A painting by the Surrealist master Salvador Dalí not shown in the UK before will go on show in an exhibition dedicated to the famed Italian couturière Elsa Schiaparelli launching at the Victoria and Albert Museum (V&A) in London later this month (Schiaparelli: Fashion Becomes Art, 28 March-1 November).
The work, Necrophiliac Spring (1936) was owned by Schiaparelli and inspired one of her most famous creations, the Tears Dress (1938), which is adorned with trompe l’oeil rips and gashes. The exhibition curators also uncovered important research linked to the Dalí painting—a photograph by Mark Shaw published in Life magazine in November 1953, which shows the work on display in Schiaparelli’s home in Paris.
Necrophiliac Spring shows a flower-headed figure and a fisherman on a beach thought to be at Rosas near Dalí’s home village in Port Lligat on Spain’s Costa Brava. The absurdist painting was first shown in 1936 at an exhibition in New York and was last shown at the Fondation Beyeler in Basel in the 2011 exhibition Surrealism in Paris. The work, which was sold at Sotheby’s New York in 2012 for $16.3m, is on loan to the V&A show from a private collection.
Tears dress with veil, designed by Elsa Schiaparelli and Salvador Dalí (Summer 1938) Photo: © Emil Larsson
The Tears Dress meanwhile is in the V&A collection. “The dress is printed, and the rips in the veil have been carefully cut out and lined in pink and magenta. The trompe l’oeil tears print was specially designed by Schiaparelli’s friend, Dalí,” the V&A website says. Dalí’s flowery head resonated with Schiaparelli who, according to her memoir, planted seeds in her nose and mouth as a child so as to beautify herself.
“The Tears Dress is in a section in the centre of the exhibition, which really looks at this relationship that Schiaparelli had with artists such as Dalí, Jean Cocteau, Alberto Giacometti and Leonor Fini. She collaborated with a huge range of artists, not only to design garments but also designing buttons in the case of Giacometti and perfume bottles with Fini. The artists are contributing to the visual culture of Schiaparelli,” says Rosalind McKever, the V&A curator of paintings and drawings.
“Wonderful work has been done by fashion historians, but it’s been really interesting to come at Schiaparelli from [an art history] angle,” she adds. McKever outlines how Schiaparelli’s work was steeped in art and artists in an essay published during her time in residency at the Metropolitan Museum of Art in New York.
Schiaparelli looked to Modernist art movements throughout her career, a passion sparked by hearing the Futurism founder Filippo Tommaso Marinetti speak in Rome. “I can see a lot of Futurist influences in her ideology and interests, particularly in her early work in the late 1920s and early 1930s… she was dressing [aviator] Amy Johnson.
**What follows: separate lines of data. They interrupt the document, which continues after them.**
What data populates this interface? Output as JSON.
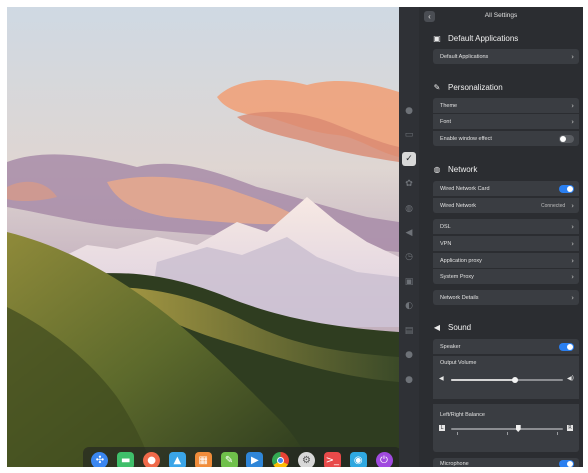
{
  "window": {
    "title": "All Settings",
    "back_icon": "chevron-left-icon"
  },
  "sections": {
    "default_apps": {
      "title": "Default Applications",
      "icon": "calendar-check-icon",
      "rows": [
        "Default Applications"
      ]
    },
    "personalization": {
      "title": "Personalization",
      "icon": "palette-icon",
      "rows": [
        {
          "label": "Theme"
        },
        {
          "label": "Font"
        },
        {
          "label": "Enable window effect",
          "toggle": false
        }
      ]
    },
    "network": {
      "title": "Network",
      "icon": "globe-icon",
      "rows": [
        {
          "label": "Wired Network Card",
          "toggle": true
        },
        {
          "label": "Wired Network",
          "value": "Connected"
        },
        {
          "label": "DSL"
        },
        {
          "label": "VPN"
        },
        {
          "label": "Application proxy"
        },
        {
          "label": "System Proxy"
        },
        {
          "label": "Network Details"
        }
      ]
    },
    "sound": {
      "title": "Sound",
      "icon": "speaker-icon",
      "speaker": {
        "label": "Speaker",
        "toggle": true
      },
      "output_volume": {
        "label": "Output Volume",
        "level": 0.57
      },
      "balance": {
        "label": "Left/Right Balance",
        "level": 0.6,
        "left": "L",
        "right": "R"
      },
      "microphone": {
        "label": "Microphone",
        "toggle": true
      }
    }
  },
  "dock_apps": [
    "launcher-icon",
    "file-manager-icon",
    "music-icon",
    "app-store-icon",
    "calendar-icon",
    "notes-icon",
    "video-icon",
    "chrome-icon",
    "settings-icon",
    "terminal-icon",
    "screenshot-icon",
    "power-icon"
  ],
  "colors": {
    "accent": "#2a7ff0",
    "panel_bg": "#2b2d31",
    "row_bg": "#3a3d42"
  }
}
She was interested in clothes that were aerodynamic,” McKever adds.
“Working with artists like Bebe Berard, Jean Cocteau, Salvador Dalí, [Marcel] Vertes, Van Dongen, and with photographers like Hoyningen Huene, [Horst P.] Horst, Cecil Beaton, and Man Ray gave one a sense of exhilaration,” wrote Schiaparelli in her 1954 biography, Shocking Life.
A portrait of Elsa Schiaparelli by Man Ray (1933) © 2025 Man Ray 2015 Trust; DACS, London; photo: Collection SFMOMA
The Italian trailblazer had a special affinity with Surrealism, fostering close links with Dalí who even made a pink version of his Mae West lips sofa for her salon and boutique at Place Vendome in Paris in the late 1930s (the idea for the sensuous settee came from the British patron Edward James).
Schiaparelli also organised the exhibition First Papers of Surrealism at the Coordinating Council of French Relief Societies in Manhattan in 1942. André Breton and Marcel Duchamp are credited with curating the exhibition in New York but it was Schiaparelli’s idea, says McKever.
“This is someone who was really, really involved in quite a hands-on way [with artists]. To be able to feature Necrophiliac Spring really gives a sense of how close she was to these artists in the show.” The exhibition features more than 400 items encompassing garments, accessories, jewellery, paintings, photographs and sculpture.